# Thread: help with triple integral spherical coordinates

1. ## help with triple integral spherical coordinates

Set up a triple integral that represents the volume of part of the ball x^2 + (y-1)^2 + z^2 </= 1 that is outside the cone rho = pi/6 and inside the cone rho = pi/3

In the answer, the dTheta part of the triple integral goes from 0 to pi. My question is how do you find that? Normally theta goes from 0 to 2pi.

2. Originally Posted by messianic
Set up a triple integral that represents the volume of part of the ball x^2 + (y-1)^2 + z^2 </= 1 that is outside the cone rho = pi/6 and inside the cone rho = pi/3

In the answer, the dTheta part of the triple integral goes from 0 to pi. My question is how do you find that? Normally theta goes from 0 to 2pi.
If you look at the sphere from the top it's a circle of radius 1 and centered at $\displaystyle (0,1)$. The values of $\displaystyle \theta$ for this is $\displaystyle [0,\pi]$. If it was centerd at $\displaystyle (0,0),$ then it would be $\displaystyle [0,2 \pi]$ as you say.

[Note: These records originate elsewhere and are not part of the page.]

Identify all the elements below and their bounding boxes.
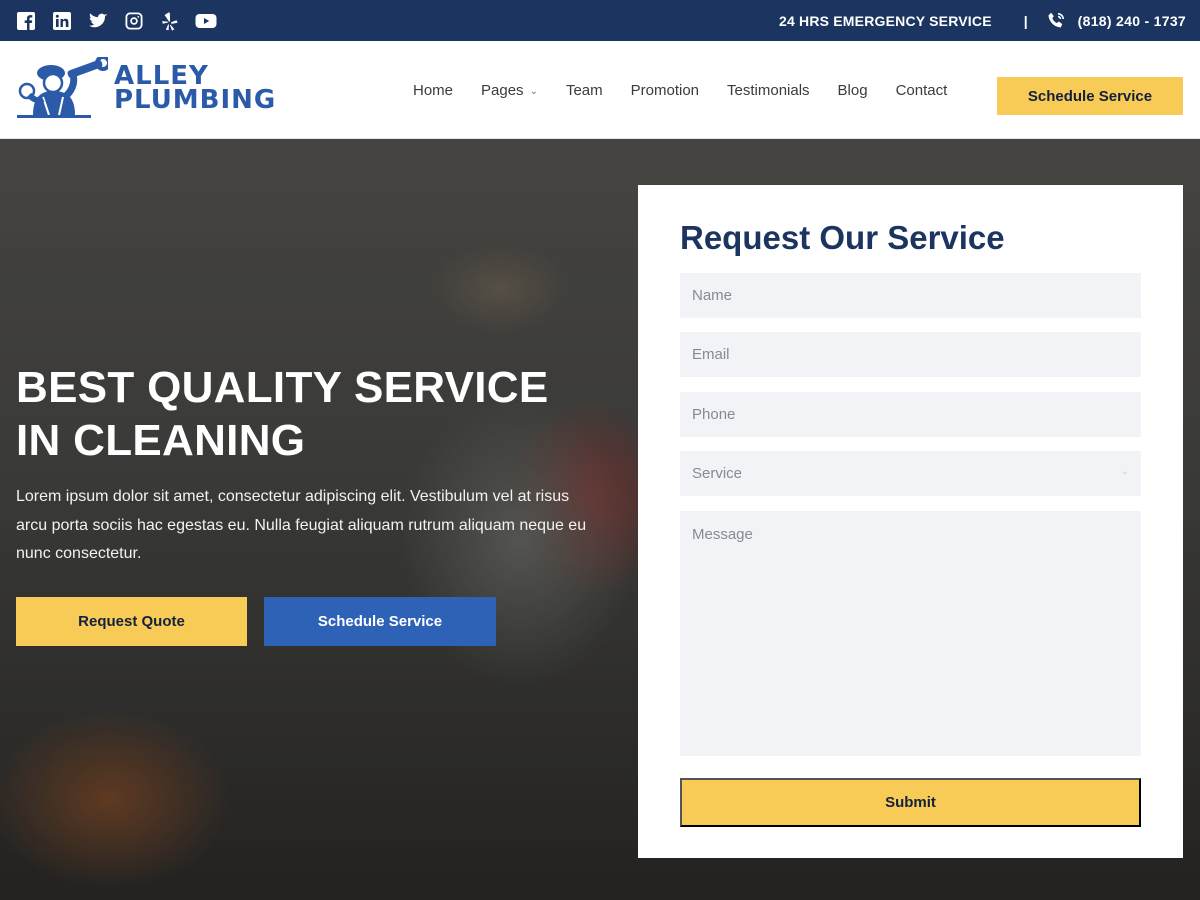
service-placeholder: Service [692, 465, 743, 482]
instagram-icon[interactable] [123, 10, 145, 32]
hero-schedule-service-button[interactable]: Schedule Service [264, 597, 496, 646]
hero-title-line-1: BEST QUALITY SERVICE [16, 363, 549, 412]
social-links [15, 10, 217, 32]
header-schedule-service-button[interactable]: Schedule Service [997, 77, 1183, 115]
topbar-contact: 24 HRS EMERGENCY SERVICE | (818) 240 - 1… [779, 0, 1186, 41]
chevron-down-icon: ⌄ [529, 85, 538, 97]
yelp-icon[interactable] [159, 10, 181, 32]
service-select[interactable]: Service ⌄ [680, 451, 1141, 496]
hero-title: BEST QUALITY SERVICE IN CLEANING [16, 361, 606, 467]
logo[interactable]: ALLEY PLUMBING [15, 57, 276, 119]
youtube-icon[interactable] [195, 10, 217, 32]
phone-icon [1046, 11, 1078, 31]
chevron-down-icon: ⌄ [1120, 466, 1129, 477]
nav-promotion[interactable]: Promotion [631, 82, 699, 99]
emergency-text: 24 HRS EMERGENCY SERVICE [778, 12, 992, 29]
nav-pages[interactable]: Pages ⌄ [481, 82, 538, 99]
name-field[interactable]: Name [680, 273, 1141, 318]
site-header: ALLEY PLUMBING Home Pages ⌄ Team Promoti… [0, 41, 1200, 139]
request-quote-button[interactable]: Request Quote [16, 597, 247, 646]
hero-title-line-2: IN CLEANING [16, 416, 306, 465]
linkedin-icon[interactable] [51, 10, 73, 32]
main-nav: Home Pages ⌄ Team Promotion Testimonials… [413, 41, 947, 139]
nav-home[interactable]: Home [413, 82, 453, 99]
request-service-form: Request Our Service Name Email Phone Ser… [638, 185, 1183, 858]
nav-contact[interactable]: Contact [896, 82, 948, 99]
phone-field[interactable]: Phone [680, 392, 1141, 437]
top-bar: 24 HRS EMERGENCY SERVICE | (818) 240 - 1… [0, 0, 1200, 41]
email-field[interactable]: Email [680, 332, 1141, 377]
message-field[interactable]: Message [680, 511, 1141, 756]
nav-pages-label: Pages [481, 81, 524, 99]
nav-team[interactable]: Team [566, 82, 603, 99]
email-placeholder: Email [692, 346, 730, 363]
phone-placeholder: Phone [692, 406, 736, 423]
nav-testimonials[interactable]: Testimonials [727, 82, 810, 99]
name-placeholder: Name [692, 287, 733, 304]
hero-section: BEST QUALITY SERVICE IN CLEANING Lorem i… [0, 139, 1200, 900]
nav-blog[interactable]: Blog [838, 82, 868, 99]
hero-description: Lorem ipsum dolor sit amet, consectetur … [16, 488, 587, 562]
phone-number[interactable]: (818) 240 - 1737 [1078, 13, 1186, 29]
form-title: Request Our Service [680, 219, 1005, 256]
separator: | [1023, 12, 1028, 29]
submit-button[interactable]: Submit [680, 778, 1141, 827]
logo-wordmark: ALLEY PLUMBING [114, 63, 277, 115]
facebook-icon[interactable] [15, 10, 37, 32]
plumber-mascot-icon [15, 57, 108, 119]
twitter-icon[interactable] [87, 10, 109, 32]
logo-line-2: PLUMBING [114, 85, 277, 115]
message-placeholder: Message [692, 526, 753, 543]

3. Perhaps I'm missing something, but cones in spherical coordinates are usually given by $\displaystyle \phi=c$ and not $\displaystyle \rho$. If the question was find the volume between the two cones $\displaystyle \phi=\pi/6$, $\displaystyle \phi=\pi/3$ and the sphere $\displaystyle x^2+(y-1)^2+z^2=1$, then that looks pretty tough to me. It's the part of the sphere in the plot below between the two cones. Note a small part of the sphere goes through the smaller cone so would have to take that into account. Maybe though this isn't what you want.